Non accadeva, pochi anni fa, in Lombardia, di restare in barella in un corridoio, con numerose fratture costali e versamento pleurico, per 48 ore senza mangiare, bere o potersi lavare: in un grande famoso ospedale di Milano. Allora capita anche che dopo molte ore di attesa i parenti alzino la voce, e talvolta purtroppo non solo quella. Sacrosanto il decreto che tutela la sicurezza dei sanitari, non fosse che non ci si è fatta una domanda: come mai gli italiani nei Pronto soccorso sono diventati così aggressivi? Non sarà che, a monte, qualcosa non funziona? Onore al merito di quanti, e spesso giovanissimi, restano in prima linea. Ma il paziente di una certa età sa che qualcosa di fondo, nel rapporto con i medici, è cambiato. Al di là anche delle urgenze, e fino negli ambulatori di base. Qualcosa è cambiato, fra i medici e noi. Gli ultrasettantenni, con tutte le ovvie eccezioni, prima di tutto ti auscultavano cuore, respiro, e “dica 33”; attenti a colorito, tremiti, andatura, al paziente come a un tutto indivisibile. I giovani frequentemente, se non hanno avuto un buon maestro, fanno qualche domanda, non necessariamente toccano il malato, e poi procedono zelantemente per protocolli, cioè per schemi che dovrebbero adattarsi ad ogni soggetto. I medici di vecchia scuola erano artigiani su quel singolo uomo; oggi ci capita spesso di sentirci congegni uguali, su una catena di montaggio.
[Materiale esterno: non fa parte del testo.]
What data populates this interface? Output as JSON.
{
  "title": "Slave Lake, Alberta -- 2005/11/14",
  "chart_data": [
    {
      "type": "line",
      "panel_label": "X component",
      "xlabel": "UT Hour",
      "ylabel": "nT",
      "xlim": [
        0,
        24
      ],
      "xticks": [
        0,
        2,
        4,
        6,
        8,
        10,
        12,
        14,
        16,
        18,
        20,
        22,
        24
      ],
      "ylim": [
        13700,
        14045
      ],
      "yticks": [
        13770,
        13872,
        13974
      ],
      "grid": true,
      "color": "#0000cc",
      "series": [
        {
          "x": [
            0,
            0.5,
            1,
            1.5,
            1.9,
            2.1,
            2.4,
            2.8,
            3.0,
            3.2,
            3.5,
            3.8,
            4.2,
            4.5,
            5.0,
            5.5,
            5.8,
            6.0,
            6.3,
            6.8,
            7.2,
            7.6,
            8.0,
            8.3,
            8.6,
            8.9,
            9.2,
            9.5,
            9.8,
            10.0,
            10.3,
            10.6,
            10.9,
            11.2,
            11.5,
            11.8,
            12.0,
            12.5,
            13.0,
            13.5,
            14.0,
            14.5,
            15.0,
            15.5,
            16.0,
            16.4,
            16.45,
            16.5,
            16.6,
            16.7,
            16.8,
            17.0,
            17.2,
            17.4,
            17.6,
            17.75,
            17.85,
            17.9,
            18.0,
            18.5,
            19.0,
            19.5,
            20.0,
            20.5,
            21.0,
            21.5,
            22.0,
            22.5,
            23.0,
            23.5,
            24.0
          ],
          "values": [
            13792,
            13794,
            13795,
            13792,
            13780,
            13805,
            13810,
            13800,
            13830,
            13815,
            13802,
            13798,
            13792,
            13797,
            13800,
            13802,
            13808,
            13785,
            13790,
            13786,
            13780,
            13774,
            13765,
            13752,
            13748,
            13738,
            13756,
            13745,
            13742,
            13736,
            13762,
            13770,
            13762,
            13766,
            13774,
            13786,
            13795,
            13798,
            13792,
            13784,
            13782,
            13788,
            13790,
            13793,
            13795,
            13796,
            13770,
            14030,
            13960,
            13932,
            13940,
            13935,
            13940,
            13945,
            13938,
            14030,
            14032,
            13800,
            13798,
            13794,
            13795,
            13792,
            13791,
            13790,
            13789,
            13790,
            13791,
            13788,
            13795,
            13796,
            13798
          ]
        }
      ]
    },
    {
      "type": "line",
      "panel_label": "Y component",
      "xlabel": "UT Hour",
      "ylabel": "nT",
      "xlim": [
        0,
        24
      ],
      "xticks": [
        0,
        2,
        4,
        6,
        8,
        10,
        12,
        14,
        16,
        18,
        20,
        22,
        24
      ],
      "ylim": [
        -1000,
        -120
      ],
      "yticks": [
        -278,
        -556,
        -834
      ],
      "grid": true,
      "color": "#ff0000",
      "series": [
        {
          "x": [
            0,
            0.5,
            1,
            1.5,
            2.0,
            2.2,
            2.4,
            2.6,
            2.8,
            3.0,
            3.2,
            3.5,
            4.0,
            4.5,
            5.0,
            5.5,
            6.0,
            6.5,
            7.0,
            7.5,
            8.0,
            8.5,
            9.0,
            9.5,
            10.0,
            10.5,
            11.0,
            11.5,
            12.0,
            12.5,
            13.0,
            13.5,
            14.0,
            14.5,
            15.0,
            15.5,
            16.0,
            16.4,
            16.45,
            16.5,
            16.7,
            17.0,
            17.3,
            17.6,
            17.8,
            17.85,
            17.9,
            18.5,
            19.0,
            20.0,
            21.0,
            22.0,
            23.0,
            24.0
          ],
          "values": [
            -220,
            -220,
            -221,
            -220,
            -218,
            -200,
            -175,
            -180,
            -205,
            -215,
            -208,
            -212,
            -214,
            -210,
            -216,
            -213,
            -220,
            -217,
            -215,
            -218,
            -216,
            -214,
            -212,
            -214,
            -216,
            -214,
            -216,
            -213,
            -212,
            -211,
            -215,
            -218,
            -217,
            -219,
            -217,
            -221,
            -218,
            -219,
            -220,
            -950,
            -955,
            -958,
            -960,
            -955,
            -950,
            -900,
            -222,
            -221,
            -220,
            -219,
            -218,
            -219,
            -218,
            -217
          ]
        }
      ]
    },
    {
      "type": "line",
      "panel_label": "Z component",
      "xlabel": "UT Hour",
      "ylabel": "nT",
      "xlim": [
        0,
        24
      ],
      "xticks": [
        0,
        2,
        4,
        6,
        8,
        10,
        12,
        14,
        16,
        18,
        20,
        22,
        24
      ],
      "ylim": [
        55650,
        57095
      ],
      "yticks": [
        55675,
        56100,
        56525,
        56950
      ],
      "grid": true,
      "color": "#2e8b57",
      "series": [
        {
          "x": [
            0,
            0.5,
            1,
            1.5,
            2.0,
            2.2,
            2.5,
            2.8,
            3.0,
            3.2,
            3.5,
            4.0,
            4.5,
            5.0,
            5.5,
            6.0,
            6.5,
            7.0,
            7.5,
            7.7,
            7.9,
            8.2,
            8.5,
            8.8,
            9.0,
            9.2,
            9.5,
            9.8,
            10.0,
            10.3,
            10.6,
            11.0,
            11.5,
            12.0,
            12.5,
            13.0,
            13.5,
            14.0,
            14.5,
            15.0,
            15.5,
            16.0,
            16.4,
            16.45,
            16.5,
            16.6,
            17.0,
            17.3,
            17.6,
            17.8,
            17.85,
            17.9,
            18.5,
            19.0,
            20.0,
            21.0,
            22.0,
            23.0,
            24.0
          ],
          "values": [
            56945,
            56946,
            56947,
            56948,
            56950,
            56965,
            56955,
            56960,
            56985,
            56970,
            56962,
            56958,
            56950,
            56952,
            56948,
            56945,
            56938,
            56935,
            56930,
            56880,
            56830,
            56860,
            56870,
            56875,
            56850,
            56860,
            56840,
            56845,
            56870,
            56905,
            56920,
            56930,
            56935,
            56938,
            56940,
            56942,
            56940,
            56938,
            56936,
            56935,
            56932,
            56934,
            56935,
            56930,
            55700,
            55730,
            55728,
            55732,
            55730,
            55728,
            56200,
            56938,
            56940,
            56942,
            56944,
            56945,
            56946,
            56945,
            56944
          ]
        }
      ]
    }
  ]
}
Così, se un medico di 70 anni una notte, preso da un sospetto che gli toglie il sonno, va a cercare a casa una paziente, non solo ci si meraviglia, ma chi legge, commosso, quel medico lo abbraccerebbe. Perché è questo che vorremmo in loro, lo sguardo vigile su ogni segno, la ragione aperta a ogni ipotesi su quell’uomo, che è unico. Questo vorremmo – se su quel letto ci fosse nostro figlio, almeno.